7.2 The relative figures computed under Rules 1006(b) and 1006(c) of the Listing Rules exceed 5% but are less than 75%. Accordingly, the Proposed Acquisition constitutes a “Disclosable Transaction” as defined under Chapter 10 of the Listing Rules.
8. INTERESTS OF DIRECTORS AND CONTROLLING SHAREHOLDERS
Save for their shareholdings in the Company, none of the Directors or controlling shareholders of the Company has any interest, directly or indirectly, in the Proposed Acquisition.
9. SERVICE AGREEMENT
No person is proposed to be appointed as a Director in connection with the Proposed Acquisition. Accordingly, no service agreement is proposed to be entered into between the Company and any such person.
10. DOCUMENTS FOR INSPECTION
The Term Sheet shall be available for inspection at the Company’s registered office at 1002 Jalan Bukit Merah #07-11, Singapore 159456, during normal business hours for a period of three (3) months from the date of this announcement.
11. FURTHER ANNOUNCEMENTS
The Company will make such further announcement(s) to keep Shareholders informed, as and when there are further updates or developments in due course.

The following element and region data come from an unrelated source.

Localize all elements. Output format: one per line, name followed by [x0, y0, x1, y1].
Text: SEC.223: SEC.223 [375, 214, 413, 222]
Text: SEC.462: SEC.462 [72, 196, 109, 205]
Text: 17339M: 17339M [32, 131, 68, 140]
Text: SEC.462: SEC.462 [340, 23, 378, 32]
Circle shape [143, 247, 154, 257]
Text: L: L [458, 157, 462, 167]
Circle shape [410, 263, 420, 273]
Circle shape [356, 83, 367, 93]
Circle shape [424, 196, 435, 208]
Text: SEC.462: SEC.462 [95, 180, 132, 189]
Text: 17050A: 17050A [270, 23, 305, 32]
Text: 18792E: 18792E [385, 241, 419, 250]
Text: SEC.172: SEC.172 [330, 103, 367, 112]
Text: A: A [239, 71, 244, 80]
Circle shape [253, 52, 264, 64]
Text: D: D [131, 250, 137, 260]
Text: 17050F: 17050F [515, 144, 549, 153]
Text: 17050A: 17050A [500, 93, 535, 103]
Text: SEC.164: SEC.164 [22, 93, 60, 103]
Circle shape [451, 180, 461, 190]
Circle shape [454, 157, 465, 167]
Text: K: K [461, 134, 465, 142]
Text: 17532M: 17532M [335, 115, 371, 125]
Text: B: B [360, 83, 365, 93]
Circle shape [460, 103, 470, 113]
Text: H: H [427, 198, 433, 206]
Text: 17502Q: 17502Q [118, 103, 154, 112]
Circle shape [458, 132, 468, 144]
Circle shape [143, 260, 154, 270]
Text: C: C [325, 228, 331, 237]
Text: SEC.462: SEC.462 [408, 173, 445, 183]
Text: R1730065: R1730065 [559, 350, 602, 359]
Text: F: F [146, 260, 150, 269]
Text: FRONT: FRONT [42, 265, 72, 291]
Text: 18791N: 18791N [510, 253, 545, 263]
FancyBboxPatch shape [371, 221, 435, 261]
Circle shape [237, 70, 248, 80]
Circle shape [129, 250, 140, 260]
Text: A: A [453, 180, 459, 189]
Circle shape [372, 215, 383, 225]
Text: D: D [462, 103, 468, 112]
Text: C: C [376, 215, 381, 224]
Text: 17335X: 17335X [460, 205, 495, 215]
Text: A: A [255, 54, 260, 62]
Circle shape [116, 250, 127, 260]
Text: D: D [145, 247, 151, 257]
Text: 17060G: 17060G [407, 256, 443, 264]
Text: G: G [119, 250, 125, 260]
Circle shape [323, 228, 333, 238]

12. RESPONSIBILITY STATEMENT
The Directors of the Company (including any Director who may have delegated detailed supervision of the preparation of this announcement) collectively and individually accept full responsibility for the accuracy of the information given in this announcement and confirm after making all reasonable enquiries, that to the best of their knowledge and belief, this announcement constitutes full and true disclosure of all material facts about the Proposed Acquisition, the Company and its subsidiaries, and the Directors are not aware of any facts the omission of which would make any statement in this announcement misleading. Where information in the announcement has been extracted from published or otherwise publicly available sources or obtained from a named source, the sole responsibility of the Directors has been to ensure that such information has been accurately and correctly extracted from those sources and/or reproduced in the announcement in its proper form and context.
13. CAUTIONARY STATEMENT
Shareholders and potential investors should exercise caution when trading in the Shares, as there is no certainty that Completion will take place. In the event of any doubt as to the action they should take, Shareholders and potential investors should consult their financial, tax, legal or other professional advisers.